- The Washington Times - Sunday, November 2, 2003

D.C. United’s first playoff appearance in four years was one the club would rather forget.

While United has a strange collection of over-the-hill and hot-headed veterans sprinkled with naive youth, the Chicago Fire showed the class and sophistication that made them Major League Soccer’s best team this season.

Andy Williams scored in the fourth minute, and Ante Razov added a devastating goal in stoppage time as the Fire beat United 2-0 in the first game of the Eastern Conference semifinals last night at RFK Stadium.

Game 2 will be next Sunday at Chicago’s Soldier Field, and United needs to score at least two goals and allow none to send the series into overtime. This was United’s first loss in 13 home playoff games.

“It just really didn’t go our way tonight,” United coach Ray Hudson said. “We’ll attack it differently next week.”

On the second goal, United midfielder Bryan Namoff hesitated on a bouncing ball into the box played to Razov out of the midfield. Namoff lunged with one leg to knock the ball away, but MLS’ second-leading goalscorer this season took two touches and then chipped over United rookie goalkeeper Doug Warren from 12 yards for the final score.

“We’re faced with an enormous mountain now,” Hudson said. “Poor Bryan — the second goal really hurts us now. [It] was an emotional dagger. Bryan got victimized on the goal. He hesitated.”

Hudson wisely started a four-man backline against the second-highest goal scoring team (53 goals) in MLS this season. The coach knew playing three in the back would be suicide against such an explosive club.

But four minutes into the game, Hudson’s greatest fear became reality when his usually reliable backline broke down. A poor clearance by captain Ryan Nelsen enabled the Fire to take a quick 1-0 lead.

Nelsen nonchalantly cleared a cross from the left flank and headed the ball out of the box into the middle, but there were no black shirts in the vicinity. Nelsen’s ball went straight out to the Fire’s Williams. From 28 yards out he struck the ball with the outside of his right foot and sent a rocket inside the left post for the game’s first goal.

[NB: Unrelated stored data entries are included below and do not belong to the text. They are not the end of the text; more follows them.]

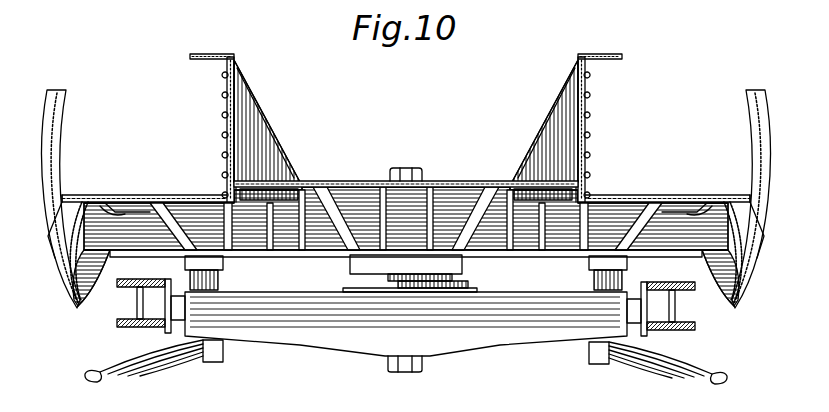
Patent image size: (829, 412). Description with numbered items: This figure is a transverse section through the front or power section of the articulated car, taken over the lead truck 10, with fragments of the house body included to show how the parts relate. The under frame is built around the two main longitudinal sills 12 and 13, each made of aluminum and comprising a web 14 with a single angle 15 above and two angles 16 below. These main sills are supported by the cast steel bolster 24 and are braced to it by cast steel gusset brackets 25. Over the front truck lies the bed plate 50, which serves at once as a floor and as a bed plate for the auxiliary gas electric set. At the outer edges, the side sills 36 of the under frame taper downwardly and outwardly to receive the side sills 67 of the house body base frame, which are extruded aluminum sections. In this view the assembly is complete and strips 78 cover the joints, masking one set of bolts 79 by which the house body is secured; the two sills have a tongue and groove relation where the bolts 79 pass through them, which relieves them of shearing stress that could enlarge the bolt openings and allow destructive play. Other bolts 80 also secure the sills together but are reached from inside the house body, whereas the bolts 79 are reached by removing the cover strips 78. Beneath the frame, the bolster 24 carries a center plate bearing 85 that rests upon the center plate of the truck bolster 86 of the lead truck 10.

The lead truck 10 is at (451, 361).
The main longitudinal sill 12 is at (224, 103).
The main longitudinal sill 13 is at (590, 134).
The web 14 is at (227, 122).
The angle 15 is at (213, 60).
The angles 16 is at (242, 177).
The bolster 24 is at (332, 243).
The gusset brackets 25 is at (260, 135).
The side sills of the under frame 36 is at (95, 195).
The bed plate 50 is at (452, 181).
The side sills of the base frame 67 is at (75, 195).
The cover strips 78 is at (63, 268).
The bolts 79 is at (62, 256).
The bolts 80 is at (112, 208).
The center plate bearing 85 is at (456, 279).
The truck bolster 86 is at (406, 325).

“I suppose it wasn’t a very good header by me, Bobby [Convey] slipped, and he [Williams] cracked it through and you got to take your hat off for that, it was a good goal,” Nelsen said.

In a total goals playoff format, the last thing Hudson needed to see was Chicago scoring first, especially since his club went 2-8-4 in games this season when its opponents scored first. In fact, United was lucky this wasn’t a 3-0 game at halftime. The Fire had at least three good chances to extend their halftime lead.

Fire midfielder Jesse Marsch, a former United player from the club’s early days (1996 and 1997), tried a back heel shot from inside the 6-yard box that Warren saved.

In the 30th minute, Fire rookie forward Damani Ralph sent an 8-yard header over the crossbar. In the 42nd minute, Warren came up big again denying Fire midfielder DaMarcus Beasley on a breakaway from 12 yards out.

United, with a 10-11-9 regular-season record, was thoroughly outplayed in the first 45 minutes. D.C. had only one real scoring chance, when a goal by forward Ronald Cerritos in the 14th minute was disallowed because the forward was offside.

“We have to go [to Chicago] with the right attitude, play more offensive, and be smart,” United midfielder Dema Kovalenko said. “We’ve got to play as if it’s our last game.”

Notes — United signed U.S. Under-20 goalkeeper Clint Baumstark for the rest of the season and waived goalkeeper Jorge Geddes. Baumstark was called up twice last month by United. He played the 100 minutes in a 1-1 tie against the Columbus Crew on Oct.4. … Last night’s game was the final official act for Bobby Goldwater, outgoing president of the D.C. Sports and Entertainment Commission.